About TFpredict

TFpredict is a tool which implements a novel three-step classification method which expects a protein sequence as input and (1) distinguishes transcription factors (TF) from other proteins (Non-TF), (2) predicts the structural superclass of TFs (see TransFac classification), and (3) identifies the DNA-binding domains of TFs. The latter two classification steps are only to be performed if the given protein sequence was identified as a TF. The tool incorporates the results from a BLAST+ search into a novel feature representation which allows TF/non-TF classification by state-of-the-art machine learning methods. Specific supervised classifiers were constructed for the task of identifying TFs and their structural superclasses, respectively. Next, known protein domains are detected by the tool InterProScan, and then the DNA-binding domains among these are filtered through GO-terms. TFpredict was implemented as an additional preprocessing tool for SABINE, which predicts the DNA-motif bound by a transcription factor, given its amino acid sequence, superclass, DNA-binding domains and organism.

Availability

TFpredict is available in two different versions that are merged into one branch. During execution the -prokaryote argument can be used to choose between the classification of transcription factors from two different domains:

Eukaryotic transcription factors (default)
Prokaryotic σ-factors (-prokaryote option): The algorithm itself is identical. What is different are the training data and weights for both scenarios. So, this distinction is more for convenience to directly provide preconfigured versions of TFpredict for both domains of organisms.

Introduction

Transcription factors (TF) are the key regulators of cell- and tissue-specific regulation of gene expression and play a crucial role in the orchestration of diverse biological processes, such as cell differentiation and the adaptation to changed environmental conditions. The induction or activation of target genes is achieved by the specific recognition of a DNA-motif located in the corresponding promoter regions, which is specifically recognized by the DNA-binding domain(s) of a TF. The specific interactions between TFs and their target genes are of high relevance for a more profound understanding of transcriptional gene expression in eukaryotes.

In recent work, we presented a novel method for the inference of the DNA-motif recognized by a particular TF, which is inferred from sequence-based features using Support Vector Regression. This method has been implemented in the tool SABINE (Stand-Alone BINding specificity Estimator) which is also available from our website. Besides the protein sequence, SABINE requires knowledge of the structural superclass and the DNA-binding domains of the input TF. Here, we present TFpredict, a tool which can 1) reliable distinguish TFs from other proteins, 2) predict the structural superclass of a TF and 3) detects its the DNA-binding domains. As TFpredict returns all structural information needed by SABINE to predict the DNA-motif of a given TF, we recommend the combined use of the two complementary tools.

TFpredict employs supervised machine learning methods implemented in the WEKA package for the classification of protein sequences. First, a binary classifier is used for the discrimination of TFs from other proteins (Non-TFs), and in a second step, a multi-class classifier is employed for superclass (Basic domain, Zinc Finger, Helix-turn-helix, Beta scaffold or Other) prediction. A look-up complements the second prediction step in the TransFac TF Classification in which the superclass of the input TF may already be annotated. A BLAST+ search is performed to obtain the feature representation of the input sequences and the homology of a query sequence to other proteins with known class is captured using a novel feature representation called bit score percentile features.

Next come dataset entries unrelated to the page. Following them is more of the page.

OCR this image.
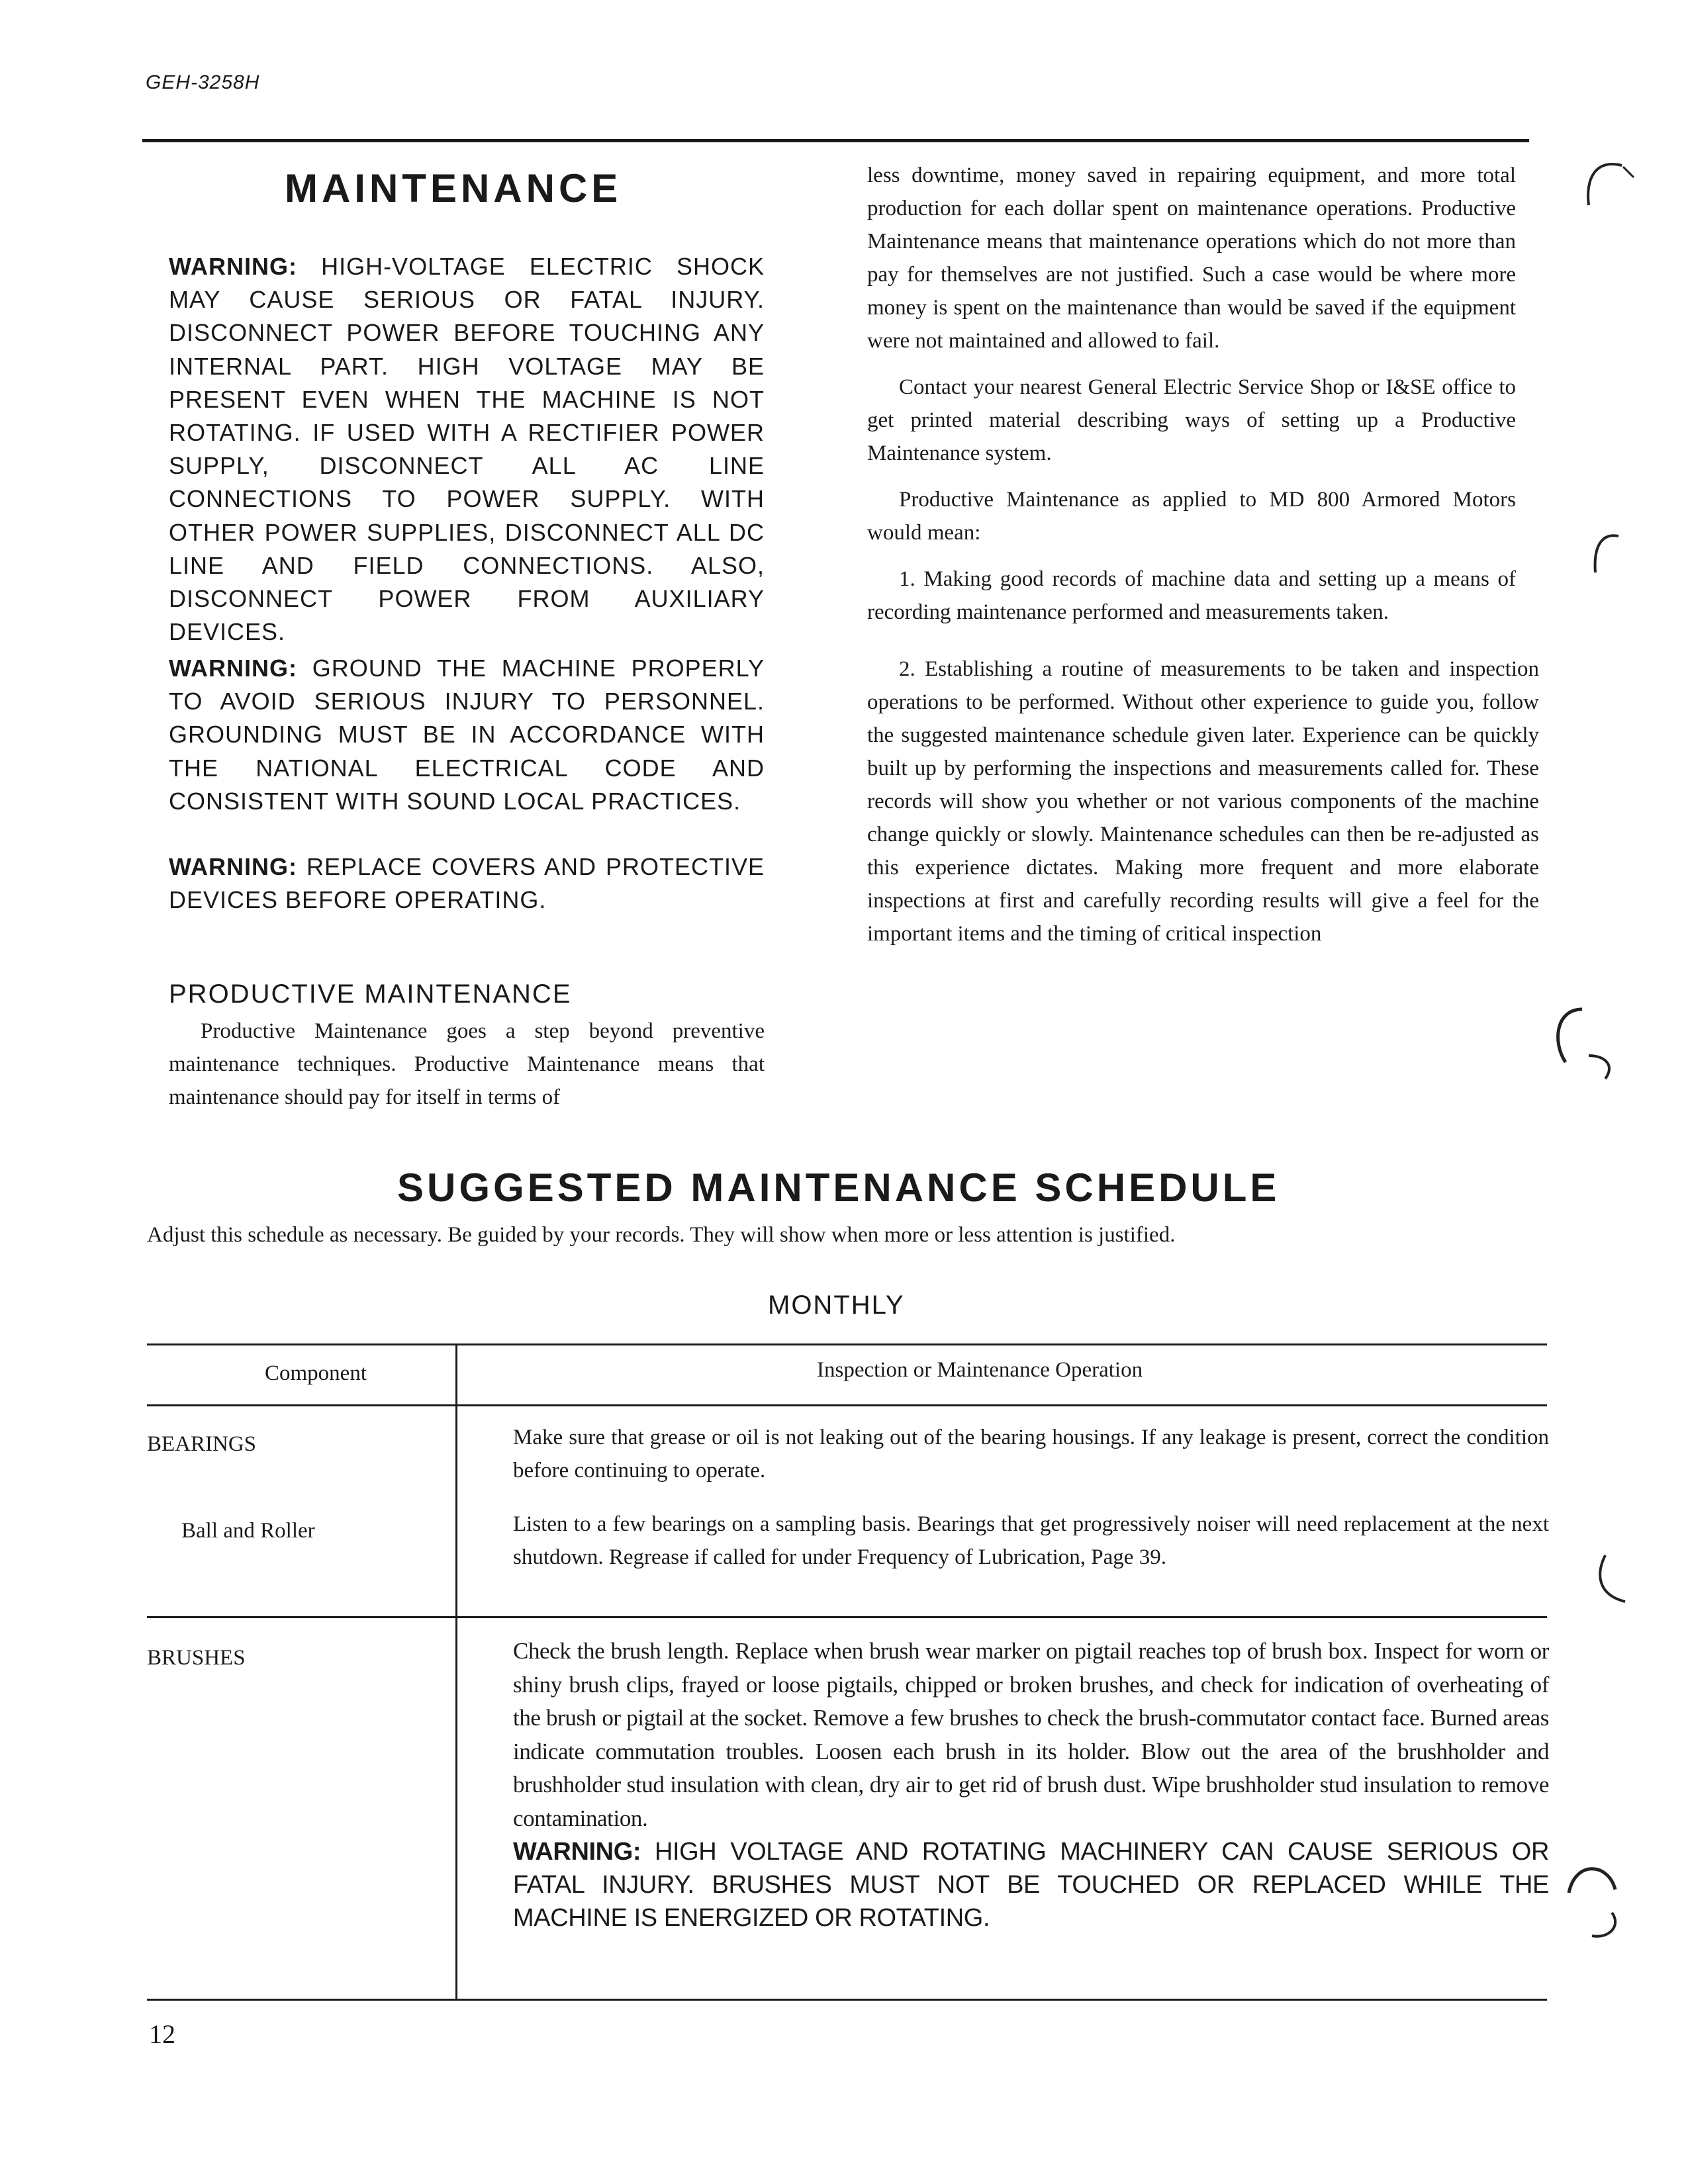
GEH-3258H
MAINTENANCE

WARNING: HIGH-VOLTAGE ELECTRIC SHOCK MAY CAUSE SERIOUS OR FATAL INJURY. DISCONNECT POWER BEFORE TOUCHING ANY INTERNAL PART. HIGH VOLTAGE MAY BE PRESENT EVEN WHEN THE MACHINE IS NOT ROTATING. IF USED WITH A RECTIFIER POWER SUPPLY, DISCONNECT ALL AC LINE CONNECTIONS TO POWER SUPPLY. WITH OTHER POWER SUPPLIES, DISCONNECT ALL DC LINE AND FIELD CONNECTIONS. ALSO, DISCONNECT POWER FROM AUXILIARY DEVICES.

WARNING: GROUND THE MACHINE PROPERLY TO AVOID SERIOUS INJURY TO PERSONNEL. GROUNDING MUST BE IN ACCORDANCE WITH THE NATIONAL ELECTRICAL CODE AND CONSISTENT WITH SOUND LOCAL PRACTICES.

WARNING: REPLACE COVERS AND PROTECTIVE DEVICES BEFORE OPERATING.

PRODUCTIVE MAINTENANCE

Productive Maintenance goes a step beyond preventive maintenance techniques. Productive Maintenance means that maintenance should pay for itself in terms of

less downtime, money saved in repairing equipment, and more total production for each dollar spent on maintenance operations. Productive Maintenance means that maintenance operations which do not more than pay for themselves are not justified. Such a case would be where more money is spent on the maintenance than would be saved if the equipment were not maintained and allowed to fail.

Contact your nearest General Electric Service Shop or I&SE office to get printed material describing ways of setting up a Productive Maintenance system.

Productive Maintenance as applied to MD 800 Armored Motors would mean:

1. Making good records of machine data and setting up a means of recording maintenance performed and measurements taken.

2. Establishing a routine of measurements to be taken and inspection operations to be performed. Without other experience to guide you, follow the suggested maintenance schedule given later. Experience can be quickly built up by performing the inspections and measurements called for. These records will show you whether or not various components of the machine change quickly or slowly. Maintenance schedules can then be re-adjusted as this experience dictates. Making more frequent and more elaborate inspections at first and carefully recording results will give a feel for the important items and the timing of critical inspection

SUGGESTED MAINTENANCE SCHEDULE
Adjust this schedule as necessary. Be guided by your records. They will show when more or less attention is justified.
MONTHLY
Component	Inspection or Maintenance Operation
BEARINGS	Make sure that grease or oil is not leaking out of the bearing housings. If any leakage is present, correct the condition before continuing to operate.
Ball and Roller	Listen to a few bearings on a sampling basis. Bearings that get progressively noiser will need replacement at the next shutdown. Regrease if called for under Frequency of Lubrication, Page 39.
BRUSHES	Check the brush length. Replace when brush wear marker on pigtail reaches top of brush box. Inspect for worn or shiny brush clips, frayed or loose pigtails, chipped or broken brushes, and check for indication of overheating of the brush or pigtail at the socket. Remove a few brushes to check the brush-commutator contact face. Burned areas indicate commutation troubles. Loosen each brush in its holder. Blow out the area of the brushholder and brushholder stud insulation with clean, dry air to get rid of brush dust. Wipe brushholder stud insulation to remove contamination.
WARNING: HIGH VOLTAGE AND ROTATING MACHINERY CAN CAUSE SERIOUS OR FATAL INJURY. BRUSHES MUST NOT BE TOUCHED OR REPLACED WHILE THE MACHINE IS ENERGIZED OR ROTATING.
12
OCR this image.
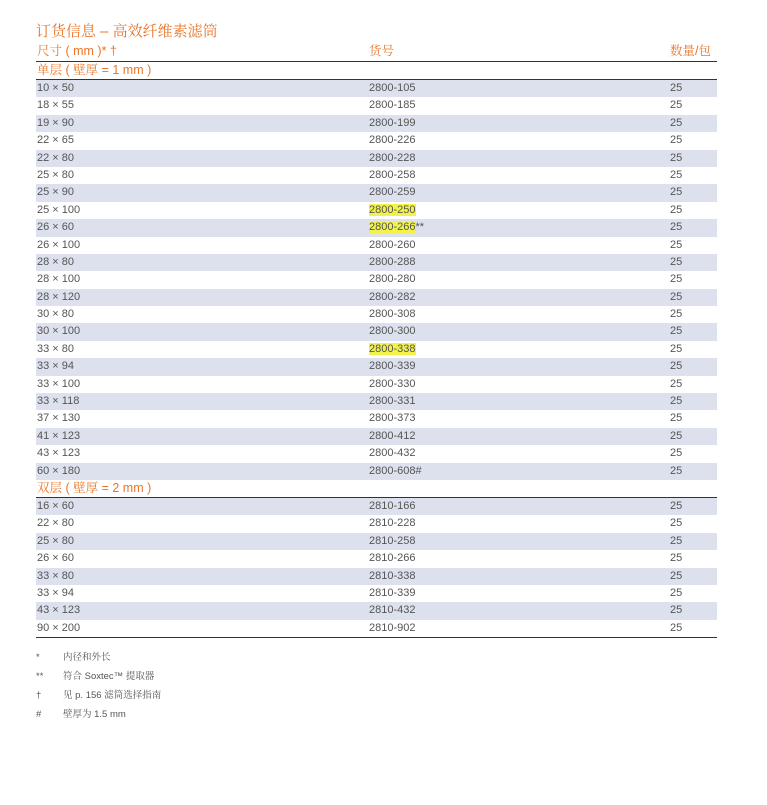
订货信息 – 高效纤维素滤筒
尺寸 ( mm )* †	货号	数量/包
单层 ( 壁厚 = 1 mm )
10 × 50	2800-105	25
18 × 55	2800-185	25
19 × 90	2800-199	25
22 × 65	2800-226	25
22 × 80	2800-228	25
25 × 80	2800-258	25
25 × 90	2800-259	25
25 × 100	2800-250	25
26 × 60	2800-266**	25
26 × 100	2800-260	25
28 × 80	2800-288	25
28 × 100	2800-280	25
28 × 120	2800-282	25
30 × 80	2800-308	25
30 × 100	2800-300	25
33 × 80	2800-338	25
33 × 94	2800-339	25
33 × 100	2800-330	25
33 × 118	2800-331	25
37 × 130	2800-373	25
41 × 123	2800-412	25
43 × 123	2800-432	25
60 × 180	2800-608#	25
双层 ( 壁厚 = 2 mm )
16 × 60	2810-166	25
22 × 80	2810-228	25
25 × 80	2810-258	25
26 × 60	2810-266	25
33 × 80	2810-338	25
33 × 94	2810-339	25
43 × 123	2810-432	25
90 × 200	2810-902	25
* 内径和外长
** 符合 Soxtec™ 提取器
† 见 p. 156 滤筒选择指南
# 壁厚为 1.5 mm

Next, the domain composition of the query sequence is reconstructed using the tool InterProScan, and the DNA-binding domains are filtered based on a pre-defined set of GO terms.

Summary: The tool TFpredict provides an effective means for the identification and structural annotation of transcription factors (TFs), based on sequence homology features inferred from their amino acid sequence using the tool BLAST. In short, TFpredict combines sequence similarity searching with supervised machine learning methods (e.g., SVM, KNN, Naive Bayes) from the WEKA package for the identification of TFs and the prediction of their structural superclass. Furthermore, using the domain detection tool InterProScan in conjunction with a gene ontology-based filter the sequence regions spanned by DNA-binding domains are identified. If the tool is used in conjunction with SABINE the DNA motif of the TF may be determined in another prediction step. For this purpose, TFpredict generates a machine-readable text file which can be post-processed using the tool SABINE to perform the inference of the DNA-motif recognized by the given TF.